Novartis has guided that it plans to submit regulatory applications in 2016,4 and results from the RATIFY trial should support approval. If approved, what will physicians’ reception to midostaurin be? The dearth of novel agents in this disease will certainly favor its utilization. While Mylotarg® (gemtuzumab ozogamicin, Pfizer) also is being studied in newly diagnosed patients, its troubled history may hinder its utilization, which would help midostaurin be the first novel agent to be approved in for newly diagnosed patients. However, midostaurin faces challenges of its own. RATIFY was initiated almost eight years ago, and since then the standard of care in AML has changed with respect to utilization of stem-cell transplantation increasing as part of initial therapy. This poses problems for the interpretation of the OS data from RATIFY and whether the survival data presented here will translate into long-term benefits for both transplanted and non-transplanted patients. However, that analysis would extend the trial even longer. Indeed, the investigators noted that in 2014 and 2015 the rates of events plateaued down to six events and three events, respectively, thus providing rationale for the trial amendment to shorten the time for primary analysis. Even so, physicians may hesitate to adopt midostaurin without clear longer-term results. Adding to this hesitation is the decision as to which patient population to administer midostaurin. Elderly patients are less likely to receive an intensive chemotherapeutic regimen such as 7+3, and indeed patients older than 60 years were excluded from eligibility in RATIFY. The limitation of enrollment to ages 18-60 narrows the eligible population to only one-quarter of newly diagnosed AML patients, and layering on the 30% incidence rate of FLT3+ disease (assuming incidence does not vary by age) leaves less than 10% of AML patients eligible for treatment with midostaurin. Another challenge is midostaurin’s mechanism of action as a FLT3 inhibitor.

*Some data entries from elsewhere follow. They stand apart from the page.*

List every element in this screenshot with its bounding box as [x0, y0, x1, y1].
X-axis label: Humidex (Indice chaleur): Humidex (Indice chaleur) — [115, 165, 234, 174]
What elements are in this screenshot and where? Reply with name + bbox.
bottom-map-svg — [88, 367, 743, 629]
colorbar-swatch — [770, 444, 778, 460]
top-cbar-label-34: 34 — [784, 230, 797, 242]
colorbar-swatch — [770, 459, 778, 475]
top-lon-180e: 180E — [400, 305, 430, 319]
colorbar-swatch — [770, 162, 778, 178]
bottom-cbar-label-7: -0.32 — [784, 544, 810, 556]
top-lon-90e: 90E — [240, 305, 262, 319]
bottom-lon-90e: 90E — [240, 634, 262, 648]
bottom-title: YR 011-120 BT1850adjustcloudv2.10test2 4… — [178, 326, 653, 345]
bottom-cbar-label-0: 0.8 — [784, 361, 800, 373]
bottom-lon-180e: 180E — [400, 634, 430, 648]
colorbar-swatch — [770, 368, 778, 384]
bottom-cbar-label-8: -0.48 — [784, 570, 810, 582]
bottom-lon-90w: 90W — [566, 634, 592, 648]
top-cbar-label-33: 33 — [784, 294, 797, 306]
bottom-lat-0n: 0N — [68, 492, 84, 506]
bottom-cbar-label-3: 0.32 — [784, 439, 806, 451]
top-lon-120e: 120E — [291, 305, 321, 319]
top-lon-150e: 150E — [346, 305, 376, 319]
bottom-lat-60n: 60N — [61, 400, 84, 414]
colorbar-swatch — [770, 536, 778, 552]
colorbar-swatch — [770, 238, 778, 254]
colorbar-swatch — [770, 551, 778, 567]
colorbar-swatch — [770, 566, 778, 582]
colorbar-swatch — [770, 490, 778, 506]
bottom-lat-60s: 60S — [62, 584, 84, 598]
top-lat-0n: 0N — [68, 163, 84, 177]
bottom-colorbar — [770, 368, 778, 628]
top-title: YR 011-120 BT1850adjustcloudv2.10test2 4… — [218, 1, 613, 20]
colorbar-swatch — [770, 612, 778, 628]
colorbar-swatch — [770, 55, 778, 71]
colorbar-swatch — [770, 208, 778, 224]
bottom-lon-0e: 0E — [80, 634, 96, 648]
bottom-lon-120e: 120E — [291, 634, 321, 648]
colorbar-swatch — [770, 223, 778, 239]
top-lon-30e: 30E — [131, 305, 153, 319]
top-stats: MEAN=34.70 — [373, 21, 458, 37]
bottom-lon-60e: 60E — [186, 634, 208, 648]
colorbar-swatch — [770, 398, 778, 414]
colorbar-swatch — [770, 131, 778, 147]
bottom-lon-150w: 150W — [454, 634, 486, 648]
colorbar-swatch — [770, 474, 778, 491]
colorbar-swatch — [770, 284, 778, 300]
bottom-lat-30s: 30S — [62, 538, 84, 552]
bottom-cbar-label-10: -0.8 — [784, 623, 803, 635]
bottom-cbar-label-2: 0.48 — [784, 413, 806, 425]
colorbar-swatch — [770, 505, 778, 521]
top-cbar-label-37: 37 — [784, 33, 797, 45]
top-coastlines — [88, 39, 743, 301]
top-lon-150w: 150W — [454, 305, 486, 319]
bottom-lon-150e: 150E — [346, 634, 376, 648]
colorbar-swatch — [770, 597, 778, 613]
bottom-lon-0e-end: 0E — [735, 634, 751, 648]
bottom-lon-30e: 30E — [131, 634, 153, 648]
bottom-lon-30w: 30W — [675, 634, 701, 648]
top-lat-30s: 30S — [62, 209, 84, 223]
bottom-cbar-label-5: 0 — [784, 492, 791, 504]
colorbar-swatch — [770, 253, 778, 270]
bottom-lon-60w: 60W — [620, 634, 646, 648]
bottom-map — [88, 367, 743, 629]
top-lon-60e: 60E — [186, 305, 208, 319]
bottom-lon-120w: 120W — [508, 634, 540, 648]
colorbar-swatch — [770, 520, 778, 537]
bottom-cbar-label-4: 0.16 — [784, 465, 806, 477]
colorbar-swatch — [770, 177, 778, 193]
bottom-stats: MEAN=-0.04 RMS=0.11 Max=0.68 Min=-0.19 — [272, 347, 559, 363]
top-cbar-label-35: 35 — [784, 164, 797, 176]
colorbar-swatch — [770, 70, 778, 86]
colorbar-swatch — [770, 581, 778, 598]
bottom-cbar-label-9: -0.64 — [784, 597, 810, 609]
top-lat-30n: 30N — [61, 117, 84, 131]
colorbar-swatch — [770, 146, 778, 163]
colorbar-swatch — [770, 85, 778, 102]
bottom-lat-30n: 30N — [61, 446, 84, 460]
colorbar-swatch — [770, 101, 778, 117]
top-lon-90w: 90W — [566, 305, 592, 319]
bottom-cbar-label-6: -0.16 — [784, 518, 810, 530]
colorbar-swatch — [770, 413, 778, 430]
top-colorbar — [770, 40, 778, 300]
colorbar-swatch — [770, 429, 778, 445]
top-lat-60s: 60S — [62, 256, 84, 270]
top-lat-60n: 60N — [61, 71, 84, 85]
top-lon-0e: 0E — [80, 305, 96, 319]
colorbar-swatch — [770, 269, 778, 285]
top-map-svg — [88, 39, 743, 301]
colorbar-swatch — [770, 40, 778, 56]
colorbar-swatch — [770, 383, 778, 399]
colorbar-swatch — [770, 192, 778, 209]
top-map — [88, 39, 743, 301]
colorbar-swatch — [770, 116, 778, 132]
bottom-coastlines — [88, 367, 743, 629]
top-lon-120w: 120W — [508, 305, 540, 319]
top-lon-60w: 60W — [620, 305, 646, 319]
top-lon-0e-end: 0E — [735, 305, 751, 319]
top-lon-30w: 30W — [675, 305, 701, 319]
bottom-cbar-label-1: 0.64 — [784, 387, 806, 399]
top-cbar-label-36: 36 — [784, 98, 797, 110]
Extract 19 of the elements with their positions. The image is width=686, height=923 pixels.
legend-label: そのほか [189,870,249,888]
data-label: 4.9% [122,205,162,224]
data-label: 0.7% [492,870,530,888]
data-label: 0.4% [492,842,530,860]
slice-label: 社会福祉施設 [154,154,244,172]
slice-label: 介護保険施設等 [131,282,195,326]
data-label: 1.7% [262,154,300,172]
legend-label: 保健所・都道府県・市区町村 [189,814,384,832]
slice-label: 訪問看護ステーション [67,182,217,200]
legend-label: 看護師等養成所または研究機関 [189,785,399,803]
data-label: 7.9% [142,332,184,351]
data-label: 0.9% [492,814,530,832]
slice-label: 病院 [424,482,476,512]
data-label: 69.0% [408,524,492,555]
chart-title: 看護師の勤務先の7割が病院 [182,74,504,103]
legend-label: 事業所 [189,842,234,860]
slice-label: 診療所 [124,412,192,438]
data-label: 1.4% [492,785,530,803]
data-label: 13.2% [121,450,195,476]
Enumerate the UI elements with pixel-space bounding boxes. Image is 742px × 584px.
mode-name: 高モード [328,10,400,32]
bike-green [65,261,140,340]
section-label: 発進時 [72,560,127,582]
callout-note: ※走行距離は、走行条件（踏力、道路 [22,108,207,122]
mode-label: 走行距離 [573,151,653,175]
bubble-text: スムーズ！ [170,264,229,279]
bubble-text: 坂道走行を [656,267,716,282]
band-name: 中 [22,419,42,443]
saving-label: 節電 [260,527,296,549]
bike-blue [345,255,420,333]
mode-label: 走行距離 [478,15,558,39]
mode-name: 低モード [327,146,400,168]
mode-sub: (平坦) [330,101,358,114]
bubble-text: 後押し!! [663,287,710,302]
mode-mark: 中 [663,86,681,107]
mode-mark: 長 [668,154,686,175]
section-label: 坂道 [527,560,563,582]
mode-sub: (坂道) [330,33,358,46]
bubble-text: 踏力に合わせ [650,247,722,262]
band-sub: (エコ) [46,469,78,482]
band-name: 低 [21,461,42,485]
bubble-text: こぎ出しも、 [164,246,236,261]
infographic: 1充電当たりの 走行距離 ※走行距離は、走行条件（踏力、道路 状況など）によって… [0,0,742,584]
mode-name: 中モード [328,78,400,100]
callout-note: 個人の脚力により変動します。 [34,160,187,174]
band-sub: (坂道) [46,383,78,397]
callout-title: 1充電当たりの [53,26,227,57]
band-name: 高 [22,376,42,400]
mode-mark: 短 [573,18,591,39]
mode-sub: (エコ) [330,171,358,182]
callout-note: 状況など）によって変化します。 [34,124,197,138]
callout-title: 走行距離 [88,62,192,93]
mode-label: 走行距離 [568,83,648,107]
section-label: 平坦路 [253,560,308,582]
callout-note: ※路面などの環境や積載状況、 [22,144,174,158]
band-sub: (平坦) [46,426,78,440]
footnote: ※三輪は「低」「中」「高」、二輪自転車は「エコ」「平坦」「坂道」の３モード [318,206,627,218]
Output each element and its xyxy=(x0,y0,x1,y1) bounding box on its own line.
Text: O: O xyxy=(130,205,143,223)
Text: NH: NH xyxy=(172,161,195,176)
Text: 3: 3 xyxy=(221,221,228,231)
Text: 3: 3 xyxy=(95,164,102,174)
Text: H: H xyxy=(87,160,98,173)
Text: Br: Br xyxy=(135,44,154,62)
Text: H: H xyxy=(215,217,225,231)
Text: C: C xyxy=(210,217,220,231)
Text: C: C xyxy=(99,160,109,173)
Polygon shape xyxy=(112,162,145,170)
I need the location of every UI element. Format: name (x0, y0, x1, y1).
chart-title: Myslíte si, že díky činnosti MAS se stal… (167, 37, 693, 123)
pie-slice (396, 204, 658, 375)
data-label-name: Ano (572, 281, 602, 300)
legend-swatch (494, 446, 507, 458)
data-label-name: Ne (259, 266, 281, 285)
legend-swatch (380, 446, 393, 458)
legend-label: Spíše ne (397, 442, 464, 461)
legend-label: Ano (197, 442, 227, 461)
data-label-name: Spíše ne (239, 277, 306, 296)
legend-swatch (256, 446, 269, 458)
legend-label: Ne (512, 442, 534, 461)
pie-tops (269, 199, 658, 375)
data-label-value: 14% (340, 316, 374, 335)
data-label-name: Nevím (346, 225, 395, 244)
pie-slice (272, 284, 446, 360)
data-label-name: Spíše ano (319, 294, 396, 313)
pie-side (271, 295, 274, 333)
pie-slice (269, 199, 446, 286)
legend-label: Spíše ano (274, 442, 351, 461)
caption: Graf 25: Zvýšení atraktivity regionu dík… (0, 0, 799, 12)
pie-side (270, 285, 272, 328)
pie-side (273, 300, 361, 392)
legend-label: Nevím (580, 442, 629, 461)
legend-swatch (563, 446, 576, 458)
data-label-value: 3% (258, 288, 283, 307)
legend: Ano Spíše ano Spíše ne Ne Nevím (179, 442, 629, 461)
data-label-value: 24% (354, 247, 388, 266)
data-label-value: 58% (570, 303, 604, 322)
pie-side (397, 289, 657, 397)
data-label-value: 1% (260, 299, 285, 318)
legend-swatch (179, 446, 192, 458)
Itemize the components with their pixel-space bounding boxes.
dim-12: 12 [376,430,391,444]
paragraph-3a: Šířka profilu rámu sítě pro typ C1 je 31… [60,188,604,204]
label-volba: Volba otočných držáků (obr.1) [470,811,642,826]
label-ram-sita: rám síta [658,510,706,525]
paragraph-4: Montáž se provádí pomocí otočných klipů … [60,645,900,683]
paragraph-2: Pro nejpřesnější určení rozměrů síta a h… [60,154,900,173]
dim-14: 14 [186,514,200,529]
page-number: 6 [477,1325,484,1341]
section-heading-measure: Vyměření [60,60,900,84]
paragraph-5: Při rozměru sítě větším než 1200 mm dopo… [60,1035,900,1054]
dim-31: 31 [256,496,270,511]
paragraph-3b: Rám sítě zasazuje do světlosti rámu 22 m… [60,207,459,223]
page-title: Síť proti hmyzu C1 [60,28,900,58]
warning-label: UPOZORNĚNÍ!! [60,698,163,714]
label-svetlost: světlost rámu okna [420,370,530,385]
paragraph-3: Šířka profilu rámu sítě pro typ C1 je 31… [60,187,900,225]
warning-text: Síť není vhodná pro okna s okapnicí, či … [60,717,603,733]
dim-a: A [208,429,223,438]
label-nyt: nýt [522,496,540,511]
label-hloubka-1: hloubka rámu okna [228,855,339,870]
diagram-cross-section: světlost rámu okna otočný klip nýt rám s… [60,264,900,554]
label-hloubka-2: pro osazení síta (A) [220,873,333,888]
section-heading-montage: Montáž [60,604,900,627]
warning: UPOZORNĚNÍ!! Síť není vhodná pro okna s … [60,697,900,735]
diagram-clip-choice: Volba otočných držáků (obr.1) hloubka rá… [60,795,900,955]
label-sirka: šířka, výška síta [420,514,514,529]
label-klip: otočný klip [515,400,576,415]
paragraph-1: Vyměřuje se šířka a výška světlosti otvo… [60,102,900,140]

Other FLT3-targeted agents ‒ quizartinib (Daiichi-Sankyo Inc.; previously Ambit Biosciences), crenolanib (Arog Pharmaceuticals) and ASP-2215 (Astellas) ‒ are being evaluated in the relapsed setting, and encouraging data has been reported for sorafenib in this setting (when used in combination with azacitidine), which has led to its recommended use in relapsed FLT3+ patients by the National Comprehensive Cancer Network (NCCN). Midostaurin will be unchallenged initially in newly diagnosed FLT3+ patients, but should any of these competitors move into first-line testing they could pose a direct threat to midostaurin. For now, midostaurin represents a move forward in the right direction in a disease that has historically suffered from a lack of significant innovation.